Bottleneck while testing with avalache

Hello everyone,

I am trying to perform a load simulation with avalanche to test the performance of my collector.
I am using a kafka stream collector hosted in a local instance (single core CPU), kafka is running in another instance and my avalanche vm on a third. All instances are in the same local net.

I have already made lots of simulations with avalanche with 1000 baseline users and 5000 peak users.
Kafka is recieving messages easily wihtout any problem, not using a big amout of resources.

My problem is that some of the avalanche requests, in the peak time, resultin a timeout caused by the collector, (timeout is at 60 sec) but the collector never uses more than 35 % of the machine’s CPU!!

I also performed simulations with different collector configurations inside akka.
(dispatchers, excecutors, throughput) Some of the metrics were changing like req/sec, response time and total requests but every time i am facing the same problem. Timeouts with 30% CPU usage by the collector.

This is an example of the avalanche results with the default akka configuration and a throughput of 5.

Am i missing something while configuring the collector? I cant figure out if there is a bottleneck somewhere and the collector is stuck on 35% of CPU.

Thank you in advance.

Hi @bambachas79,

There’s a good degree of guesswork in this answer so take it with a pinch of salt - normally a collector which expects to handle a production level of traffic would consist of multiple distinct collector instances which sit behind a load balancer. We normally provision enough availability such that there’s enough network capacity to handle all of the traffic even if an entire instance, or an entire region goes down.

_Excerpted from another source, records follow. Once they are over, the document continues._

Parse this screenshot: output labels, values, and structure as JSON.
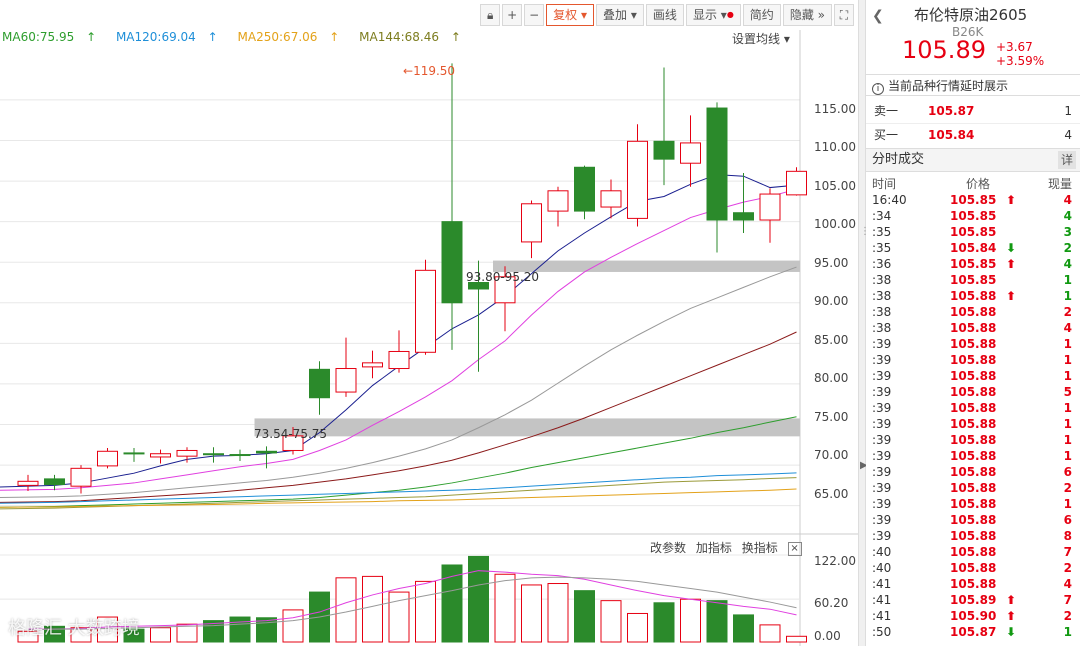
{
  "toolbar": {
    "lock_icon": "lock-icon",
    "zoom_in": "+",
    "zoom_out": "−",
    "fuquan": "复权",
    "diejia": "叠加",
    "huaxian": "画线",
    "xianshi": "显示",
    "jianyue": "简约",
    "yincang": "隐藏",
    "fullscreen_icon": "fullscreen-icon"
  },
  "ma_legend": [
    {
      "label": "MA60:75.95",
      "color": "#2e9e2e"
    },
    {
      "label": "MA120:69.04",
      "color": "#1f8fd8"
    },
    {
      "label": "MA250:67.06",
      "color": "#e3a21a"
    },
    {
      "label": "MA144:68.46",
      "color": "#9a9a3a"
    }
  ],
  "ma_setting": "设置均线 ▾",
  "annotations": {
    "high": "119.50",
    "zone1": "93.80-95.20",
    "zone2": "73.54-75.75"
  },
  "price_axis": [
    "115.00",
    "110.00",
    "105.00",
    "100.00",
    "95.00",
    "90.00",
    "85.00",
    "80.00",
    "75.00",
    "70.00",
    "65.00"
  ],
  "vol_axis": [
    "122.00",
    "60.20",
    "0.00"
  ],
  "indicator_bar": {
    "change_params": "改参数",
    "add_indicator": "加指标",
    "switch_indicator": "换指标",
    "close": "×"
  },
  "watermark": "格隆汇 大数跨境",
  "colors": {
    "up": "#e60012",
    "down": "#2b8a2b",
    "ma5": "#1a1f8f",
    "ma10": "#e040e0",
    "ma20": "#999999",
    "ma30": "#8b1a1a"
  },
  "chart_data": {
    "type": "candlestick",
    "ylim": [
      62,
      123
    ],
    "candles": [
      {
        "o": 67.5,
        "c": 68.0,
        "h": 68.8,
        "l": 66.8
      },
      {
        "o": 68.3,
        "c": 67.6,
        "h": 68.8,
        "l": 66.9
      },
      {
        "o": 67.4,
        "c": 69.6,
        "h": 70.0,
        "l": 66.5
      },
      {
        "o": 69.9,
        "c": 71.7,
        "h": 72.1,
        "l": 69.6
      },
      {
        "o": 71.5,
        "c": 71.4,
        "h": 72.1,
        "l": 70.4
      },
      {
        "o": 71.0,
        "c": 71.4,
        "h": 71.9,
        "l": 70.2
      },
      {
        "o": 71.1,
        "c": 71.8,
        "h": 72.2,
        "l": 70.3
      },
      {
        "o": 71.4,
        "c": 71.3,
        "h": 72.2,
        "l": 70.3
      },
      {
        "o": 71.3,
        "c": 71.2,
        "h": 71.9,
        "l": 70.5
      },
      {
        "o": 71.7,
        "c": 71.5,
        "h": 72.3,
        "l": 69.6
      },
      {
        "o": 71.8,
        "c": 73.6,
        "h": 74.7,
        "l": 71.3
      },
      {
        "o": 81.8,
        "c": 78.3,
        "h": 82.8,
        "l": 76.2
      },
      {
        "o": 79.0,
        "c": 81.9,
        "h": 85.7,
        "l": 78.4
      },
      {
        "o": 82.1,
        "c": 82.6,
        "h": 84.1,
        "l": 80.7
      },
      {
        "o": 81.9,
        "c": 84.0,
        "h": 86.6,
        "l": 81.4
      },
      {
        "o": 83.9,
        "c": 94.0,
        "h": 95.3,
        "l": 83.6
      },
      {
        "o": 100.0,
        "c": 90.0,
        "h": 119.5,
        "l": 84.2
      },
      {
        "o": 92.5,
        "c": 91.7,
        "h": 95.2,
        "l": 81.5
      },
      {
        "o": 90.0,
        "c": 93.2,
        "h": 94.5,
        "l": 86.5
      },
      {
        "o": 97.5,
        "c": 102.2,
        "h": 102.6,
        "l": 95.5
      },
      {
        "o": 101.3,
        "c": 103.8,
        "h": 104.3,
        "l": 99.4
      },
      {
        "o": 106.7,
        "c": 101.3,
        "h": 106.9,
        "l": 100.3
      },
      {
        "o": 101.8,
        "c": 103.8,
        "h": 105.2,
        "l": 100.4
      },
      {
        "o": 100.4,
        "c": 109.9,
        "h": 112.0,
        "l": 99.4
      },
      {
        "o": 109.9,
        "c": 107.7,
        "h": 119.0,
        "l": 104.5
      },
      {
        "o": 107.2,
        "c": 109.7,
        "h": 113.1,
        "l": 104.3
      },
      {
        "o": 114.0,
        "c": 100.2,
        "h": 114.7,
        "l": 96.2
      },
      {
        "o": 101.1,
        "c": 100.2,
        "h": 106.0,
        "l": 98.6
      },
      {
        "o": 100.2,
        "c": 103.4,
        "h": 104.1,
        "l": 97.4
      },
      {
        "o": 103.3,
        "c": 106.2,
        "h": 106.7,
        "l": 103.2
      }
    ],
    "volume_ylim": [
      0,
      122
    ],
    "volumes": [
      15,
      22,
      20,
      35,
      18,
      20,
      25,
      30,
      35,
      34,
      45,
      70,
      90,
      92,
      70,
      85,
      108,
      120,
      95,
      80,
      82,
      72,
      58,
      40,
      55,
      60,
      58,
      38,
      24,
      8
    ],
    "ma": {
      "ma5": [
        67.3,
        67.5,
        67.8,
        68.4,
        69.0,
        69.9,
        70.7,
        71.1,
        71.2,
        71.4,
        71.8,
        74.0,
        76.8,
        79.8,
        82.2,
        84.5,
        86.8,
        88.5,
        90.8,
        93.6,
        96.4,
        98.6,
        100.6,
        102.5,
        103.1,
        104.6,
        105.8,
        105.6,
        104.2,
        104.5
      ],
      "ma10": [
        66.9,
        67.0,
        67.2,
        67.5,
        67.8,
        68.3,
        68.8,
        69.3,
        69.8,
        70.2,
        70.7,
        71.8,
        73.1,
        74.9,
        76.6,
        78.4,
        80.4,
        83.0,
        85.3,
        88.5,
        91.4,
        93.8,
        95.6,
        97.3,
        98.9,
        100.5,
        101.5,
        102.4,
        103.1,
        104.0
      ],
      "ma20": [
        66.0,
        66.1,
        66.2,
        66.4,
        66.6,
        66.9,
        67.2,
        67.5,
        67.8,
        68.1,
        68.5,
        69.0,
        69.6,
        70.3,
        71.1,
        72.0,
        73.1,
        74.6,
        76.2,
        78.0,
        80.1,
        82.2,
        84.2,
        86.0,
        87.7,
        89.3,
        90.6,
        91.9,
        93.2,
        94.4
      ],
      "ma30": [
        65.4,
        65.5,
        65.6,
        65.8,
        66.0,
        66.2,
        66.4,
        66.6,
        66.9,
        67.2,
        67.5,
        67.9,
        68.3,
        68.8,
        69.3,
        69.9,
        70.6,
        71.5,
        72.5,
        73.5,
        74.6,
        75.8,
        77.1,
        78.4,
        79.7,
        81.0,
        82.3,
        83.6,
        84.9,
        86.4
      ],
      "ma60": [
        64.8,
        64.9,
        65.0,
        65.1,
        65.2,
        65.3,
        65.4,
        65.5,
        65.6,
        65.7,
        65.8,
        66.0,
        66.3,
        66.6,
        66.9,
        67.3,
        67.8,
        68.4,
        69.0,
        69.7,
        70.3,
        70.9,
        71.5,
        72.1,
        72.7,
        73.3,
        74.0,
        74.6,
        75.3,
        75.95
      ],
      "ma120": [
        65.3,
        65.4,
        65.5,
        65.6,
        65.7,
        65.8,
        65.9,
        66.0,
        66.1,
        66.2,
        66.3,
        66.4,
        66.5,
        66.6,
        66.7,
        66.8,
        66.9,
        67.0,
        67.2,
        67.4,
        67.6,
        67.8,
        68.0,
        68.2,
        68.4,
        68.5,
        68.7,
        68.8,
        68.9,
        69.04
      ],
      "ma144": [
        64.6,
        64.7,
        64.8,
        64.9,
        65.0,
        65.1,
        65.2,
        65.3,
        65.4,
        65.5,
        65.6,
        65.7,
        65.8,
        65.9,
        66.0,
        66.1,
        66.3,
        66.5,
        66.7,
        66.9,
        67.1,
        67.3,
        67.5,
        67.7,
        67.9,
        68.0,
        68.1,
        68.2,
        68.35,
        68.46
      ],
      "ma250": [
        64.8,
        64.85,
        64.9,
        64.95,
        65.0,
        65.05,
        65.1,
        65.15,
        65.2,
        65.3,
        65.35,
        65.4,
        65.45,
        65.5,
        65.6,
        65.65,
        65.7,
        65.8,
        65.9,
        66.0,
        66.1,
        66.2,
        66.3,
        66.4,
        66.5,
        66.6,
        66.7,
        66.8,
        66.9,
        67.06
      ]
    },
    "vol_ma5": [
      18,
      18,
      19,
      21,
      22,
      23,
      24,
      26,
      28,
      30,
      34,
      42,
      55,
      66,
      75,
      82,
      92,
      100,
      98,
      95,
      93,
      88,
      80,
      72,
      65,
      60,
      55,
      50,
      46,
      38
    ],
    "vol_ma10": [
      17,
      18,
      18,
      19,
      20,
      21,
      22,
      23,
      25,
      27,
      30,
      35,
      42,
      50,
      58,
      65,
      72,
      80,
      86,
      90,
      91,
      90,
      88,
      85,
      80,
      75,
      70,
      63,
      56,
      48
    ],
    "zones": [
      {
        "label": "93.80-95.20",
        "low": 93.8,
        "high": 95.2,
        "from_index": 18
      },
      {
        "label": "73.54-75.75",
        "low": 73.54,
        "high": 75.75,
        "from_index": 9
      }
    ]
  },
  "side": {
    "back_icon": "back-arrow-icon",
    "title": "布伦特原油2605",
    "code": "B26K",
    "price": "105.89",
    "change": "+3.67",
    "change_pct": "+3.59%",
    "notice": "当前品种行情延时展示",
    "ask_label": "卖一",
    "ask_price": "105.87",
    "ask_vol": "1",
    "bid_label": "买一",
    "bid_price": "105.84",
    "bid_vol": "4",
    "trades_title": "分时成交",
    "detail_btn": "详",
    "col_time": "时间",
    "col_price": "价格",
    "col_vol": "现量",
    "trades": [
      {
        "t": "16:40",
        "p": "105.85",
        "a": "⬆",
        "d": "up",
        "v": "4"
      },
      {
        "t": ":34",
        "p": "105.85",
        "a": "",
        "d": "down",
        "v": "4"
      },
      {
        "t": ":35",
        "p": "105.85",
        "a": "",
        "d": "down",
        "v": "3"
      },
      {
        "t": ":35",
        "p": "105.84",
        "a": "⬇",
        "d": "down",
        "v": "2"
      },
      {
        "t": ":36",
        "p": "105.85",
        "a": "⬆",
        "d": "down",
        "v": "4"
      },
      {
        "t": ":38",
        "p": "105.85",
        "a": "",
        "d": "down",
        "v": "1"
      },
      {
        "t": ":38",
        "p": "105.88",
        "a": "⬆",
        "d": "down",
        "v": "1"
      },
      {
        "t": ":38",
        "p": "105.88",
        "a": "",
        "d": "up",
        "v": "2"
      },
      {
        "t": ":38",
        "p": "105.88",
        "a": "",
        "d": "up",
        "v": "4"
      },
      {
        "t": ":39",
        "p": "105.88",
        "a": "",
        "d": "up",
        "v": "1"
      },
      {
        "t": ":39",
        "p": "105.88",
        "a": "",
        "d": "up",
        "v": "1"
      },
      {
        "t": ":39",
        "p": "105.88",
        "a": "",
        "d": "up",
        "v": "1"
      },
      {
        "t": ":39",
        "p": "105.88",
        "a": "",
        "d": "up",
        "v": "5"
      },
      {
        "t": ":39",
        "p": "105.88",
        "a": "",
        "d": "up",
        "v": "1"
      },
      {
        "t": ":39",
        "p": "105.88",
        "a": "",
        "d": "up",
        "v": "1"
      },
      {
        "t": ":39",
        "p": "105.88",
        "a": "",
        "d": "up",
        "v": "1"
      },
      {
        "t": ":39",
        "p": "105.88",
        "a": "",
        "d": "up",
        "v": "1"
      },
      {
        "t": ":39",
        "p": "105.88",
        "a": "",
        "d": "up",
        "v": "6"
      },
      {
        "t": ":39",
        "p": "105.88",
        "a": "",
        "d": "up",
        "v": "2"
      },
      {
        "t": ":39",
        "p": "105.88",
        "a": "",
        "d": "up",
        "v": "1"
      },
      {
        "t": ":39",
        "p": "105.88",
        "a": "",
        "d": "up",
        "v": "6"
      },
      {
        "t": ":39",
        "p": "105.88",
        "a": "",
        "d": "up",
        "v": "8"
      },
      {
        "t": ":40",
        "p": "105.88",
        "a": "",
        "d": "up",
        "v": "7"
      },
      {
        "t": ":40",
        "p": "105.88",
        "a": "",
        "d": "up",
        "v": "2"
      },
      {
        "t": ":41",
        "p": "105.88",
        "a": "",
        "d": "up",
        "v": "4"
      },
      {
        "t": ":41",
        "p": "105.89",
        "a": "⬆",
        "d": "up",
        "v": "7"
      },
      {
        "t": ":41",
        "p": "105.90",
        "a": "⬆",
        "d": "up",
        "v": "2"
      },
      {
        "t": ":50",
        "p": "105.87",
        "a": "⬇",
        "d": "down",
        "v": "1"
      }
    ]
  }
}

The collector doesn’t do much work - it accepts what it receives and forwards that on. So I probably wouldn’t expect CPU usage to be the weak link in the chain, the hard work it handles is mostly on the network side of things. The aim of the above configuration is to provide high availability for incoming requests.

Since you’ve mentioned the collector you set up is on a local instance, my ‘stab in the dark’ guess as to why you’re seeing these results is just that you’re flooding ports with more traffic than the ports on your local instance can deal with. Like I said it’s a bit of a guess, but 700-1000 requests per second is certainly more than I would my laptop, for example, to be able to deal with on its own, so it seems to make sense in my head.

I hope that makes sense/helps get your head around what you’re seeing?

Thank you very much for your quick and illustrative response!

I ve made some changes in the process and i moved some processes on the cloud.
I am running avalanche in my local computer and i transfered Kafka and and the collector in two seperate ec2 instances with the same resourses. But I am getting the same results. Simillar numbers with low cpu usage. I am gonna check the network load on the ports and check if traffic causes the bottleneck.

1 Like

While ports seem to be ok with the incoming traffic when i moved the collector to an ec2 instance i made a test with much more users. But the results seem a little bit strage to me.

While in the baseline period, i can see these failing peaks every one minute (timeout period) but i am not able to understand why is it happening. Also, i am setting baseline_users to 10.000, but are there 10.000 open connections? Or constantly open and close after every request?

Here you can see the response time diagram that seem quite strange to me too.
Thank you!

@bambachas79 are you using a load balancer?

No, i am not… This is a single collector instance

Ah - hold on, I think I may have gone the wrong direction here.

If your avalanche instance is on a local machine, then the bottleneck may be there. Generally these load testing tools, if sending a lot of requests, would be configured with concurrency across multiple instances. For example, I’ve used locust in the past, and achieving ~1000-1200 requests per second required 3 t3.medium AWS ec2 instances.

Like I said before, this isn’t something that I’m an expert in, so I’m not 100% certain but I think this might be a good explanation for what you’re seeing.

One thing that might be worth looking into in terms of finding evidence for this is to look at the collector logs, and see if the responses give you a hint.

If that is the case then apologies for leading you down a blind alley!

For clarity, by this I mean that the bottleneck might be on how many network requests your machine can handle at a time.

Thank you very much @Colm, i will check it!